Anche i potentati economici hanno però grandi capacità di marketing, e non è stato difficile convincerci che la nostra vera realizzazione l’avremo girando superficialmente per il mondo e comprando a basso prezzo (ma con ampio guadagno per loro) merci prodotte dall’altra parte del globo, meglio se poco durevoli per non fermare questo ciclo “virtuoso”. D’altra parte come mai sarò arrivato a Londra se non con un bel volo low cost?

Mario Sironi - Uomo nuovo 1918I trasporti sono responsabili di oltre 1/4 del consumo energetico globale.
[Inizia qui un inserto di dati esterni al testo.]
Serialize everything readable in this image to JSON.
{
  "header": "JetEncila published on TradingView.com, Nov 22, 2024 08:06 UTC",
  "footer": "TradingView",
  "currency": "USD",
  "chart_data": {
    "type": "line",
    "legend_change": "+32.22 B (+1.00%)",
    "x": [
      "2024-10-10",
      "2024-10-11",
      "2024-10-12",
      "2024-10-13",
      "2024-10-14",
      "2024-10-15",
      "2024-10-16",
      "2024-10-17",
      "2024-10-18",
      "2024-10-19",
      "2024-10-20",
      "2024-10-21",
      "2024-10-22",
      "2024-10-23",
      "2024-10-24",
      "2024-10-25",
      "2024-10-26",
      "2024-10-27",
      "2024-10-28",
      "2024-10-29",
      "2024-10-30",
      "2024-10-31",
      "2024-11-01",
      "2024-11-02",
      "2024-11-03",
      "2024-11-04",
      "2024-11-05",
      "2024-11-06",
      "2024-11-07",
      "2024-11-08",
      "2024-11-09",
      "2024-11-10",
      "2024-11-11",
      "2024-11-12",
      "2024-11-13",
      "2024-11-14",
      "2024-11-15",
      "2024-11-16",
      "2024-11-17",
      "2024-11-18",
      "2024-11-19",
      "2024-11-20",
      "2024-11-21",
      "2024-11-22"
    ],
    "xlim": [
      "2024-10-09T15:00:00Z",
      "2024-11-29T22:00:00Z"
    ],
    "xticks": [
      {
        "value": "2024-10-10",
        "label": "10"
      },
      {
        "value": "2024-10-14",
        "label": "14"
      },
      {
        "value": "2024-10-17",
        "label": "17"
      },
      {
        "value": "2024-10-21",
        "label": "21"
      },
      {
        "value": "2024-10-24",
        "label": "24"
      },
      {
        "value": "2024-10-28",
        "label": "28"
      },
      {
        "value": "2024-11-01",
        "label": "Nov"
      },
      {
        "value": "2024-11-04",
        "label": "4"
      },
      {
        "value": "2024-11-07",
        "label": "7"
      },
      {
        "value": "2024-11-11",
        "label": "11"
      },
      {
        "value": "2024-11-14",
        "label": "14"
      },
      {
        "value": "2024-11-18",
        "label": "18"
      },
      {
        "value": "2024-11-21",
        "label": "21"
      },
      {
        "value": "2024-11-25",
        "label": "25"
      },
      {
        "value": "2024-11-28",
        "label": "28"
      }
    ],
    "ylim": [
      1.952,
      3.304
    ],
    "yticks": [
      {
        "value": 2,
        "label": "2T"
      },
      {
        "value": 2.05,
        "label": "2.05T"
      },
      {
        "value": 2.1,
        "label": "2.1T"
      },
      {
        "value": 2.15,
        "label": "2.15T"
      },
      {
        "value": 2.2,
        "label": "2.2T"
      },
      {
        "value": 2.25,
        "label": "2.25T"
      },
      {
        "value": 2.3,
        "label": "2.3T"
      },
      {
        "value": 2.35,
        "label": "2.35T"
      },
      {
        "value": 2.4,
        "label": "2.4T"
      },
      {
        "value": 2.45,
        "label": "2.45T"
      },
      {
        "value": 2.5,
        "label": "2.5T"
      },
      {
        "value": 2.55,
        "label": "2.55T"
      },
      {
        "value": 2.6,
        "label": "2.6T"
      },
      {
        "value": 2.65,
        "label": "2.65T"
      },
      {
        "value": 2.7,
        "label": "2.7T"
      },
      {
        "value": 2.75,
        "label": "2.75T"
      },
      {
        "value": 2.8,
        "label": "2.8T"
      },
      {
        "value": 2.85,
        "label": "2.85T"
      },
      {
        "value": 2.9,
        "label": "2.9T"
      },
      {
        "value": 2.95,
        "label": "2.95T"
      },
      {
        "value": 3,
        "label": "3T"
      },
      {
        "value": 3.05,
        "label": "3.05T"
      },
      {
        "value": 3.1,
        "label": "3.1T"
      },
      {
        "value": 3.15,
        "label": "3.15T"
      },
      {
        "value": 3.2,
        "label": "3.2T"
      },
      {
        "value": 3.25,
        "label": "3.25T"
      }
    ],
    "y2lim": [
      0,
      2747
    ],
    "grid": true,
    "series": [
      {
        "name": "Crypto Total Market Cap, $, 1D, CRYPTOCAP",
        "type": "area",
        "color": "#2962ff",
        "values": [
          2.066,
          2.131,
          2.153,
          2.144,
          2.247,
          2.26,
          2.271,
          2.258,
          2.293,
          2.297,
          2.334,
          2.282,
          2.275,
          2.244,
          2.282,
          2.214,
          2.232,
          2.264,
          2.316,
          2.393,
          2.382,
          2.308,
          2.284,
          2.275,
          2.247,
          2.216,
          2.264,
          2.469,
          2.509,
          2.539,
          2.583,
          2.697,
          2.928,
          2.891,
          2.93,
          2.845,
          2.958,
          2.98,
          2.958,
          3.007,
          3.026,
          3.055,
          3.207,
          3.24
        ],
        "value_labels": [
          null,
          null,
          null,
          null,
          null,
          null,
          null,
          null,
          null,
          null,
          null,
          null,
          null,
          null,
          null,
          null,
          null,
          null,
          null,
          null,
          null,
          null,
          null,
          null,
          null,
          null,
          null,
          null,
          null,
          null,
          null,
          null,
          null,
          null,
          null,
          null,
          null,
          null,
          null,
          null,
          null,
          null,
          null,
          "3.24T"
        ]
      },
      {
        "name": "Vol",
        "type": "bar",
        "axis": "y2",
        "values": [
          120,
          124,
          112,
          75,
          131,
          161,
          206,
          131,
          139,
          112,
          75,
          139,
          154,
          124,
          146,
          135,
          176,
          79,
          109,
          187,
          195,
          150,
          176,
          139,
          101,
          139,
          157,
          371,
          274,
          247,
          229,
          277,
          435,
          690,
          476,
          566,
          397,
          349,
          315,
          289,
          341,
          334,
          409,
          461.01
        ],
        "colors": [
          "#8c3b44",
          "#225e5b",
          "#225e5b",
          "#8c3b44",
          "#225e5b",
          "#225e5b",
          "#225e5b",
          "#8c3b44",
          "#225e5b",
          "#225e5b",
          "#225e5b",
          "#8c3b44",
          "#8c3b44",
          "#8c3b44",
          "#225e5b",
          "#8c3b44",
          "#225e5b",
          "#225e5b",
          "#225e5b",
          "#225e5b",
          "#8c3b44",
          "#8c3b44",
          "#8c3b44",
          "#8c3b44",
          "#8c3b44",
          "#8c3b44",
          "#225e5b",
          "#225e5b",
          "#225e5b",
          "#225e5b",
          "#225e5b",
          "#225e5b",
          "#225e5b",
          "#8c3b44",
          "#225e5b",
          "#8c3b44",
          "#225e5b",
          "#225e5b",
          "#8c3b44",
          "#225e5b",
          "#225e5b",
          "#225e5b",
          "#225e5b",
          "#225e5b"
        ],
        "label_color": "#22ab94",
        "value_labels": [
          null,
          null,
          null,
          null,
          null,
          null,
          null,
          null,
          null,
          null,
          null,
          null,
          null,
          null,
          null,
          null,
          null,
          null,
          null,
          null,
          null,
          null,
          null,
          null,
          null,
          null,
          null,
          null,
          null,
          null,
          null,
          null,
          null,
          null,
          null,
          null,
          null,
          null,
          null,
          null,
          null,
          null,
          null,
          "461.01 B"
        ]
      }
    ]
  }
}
In un sistema politico mondiale che si vuole democratico e liberale è ben difficile pensare di limitarli per legge (a parte le fiammate protezionistiche unilaterali del caporione di turno che funzionano solo a scopo elettorale), ma se vogliamo cavarcela qualcosa andrà pur fatto. Oggi è troppo facile ed economico muoversi e trasportare, da una parte questi costi dovrebbero inglobare quelli ambientali e sociali, in modo che diventi antieconomico importare fagiolini dal Mali o carbonella dall’Ecuador (“divertitevi” a cercare le provenienze al supermercato), dall’altra Energy Observer indica la via per un trasporto sostenibile anche se diverso da quello a cui siamo abituati. Non è più l’era dell’esaltazione della velocità, facciamolo capire ai futuristi residui.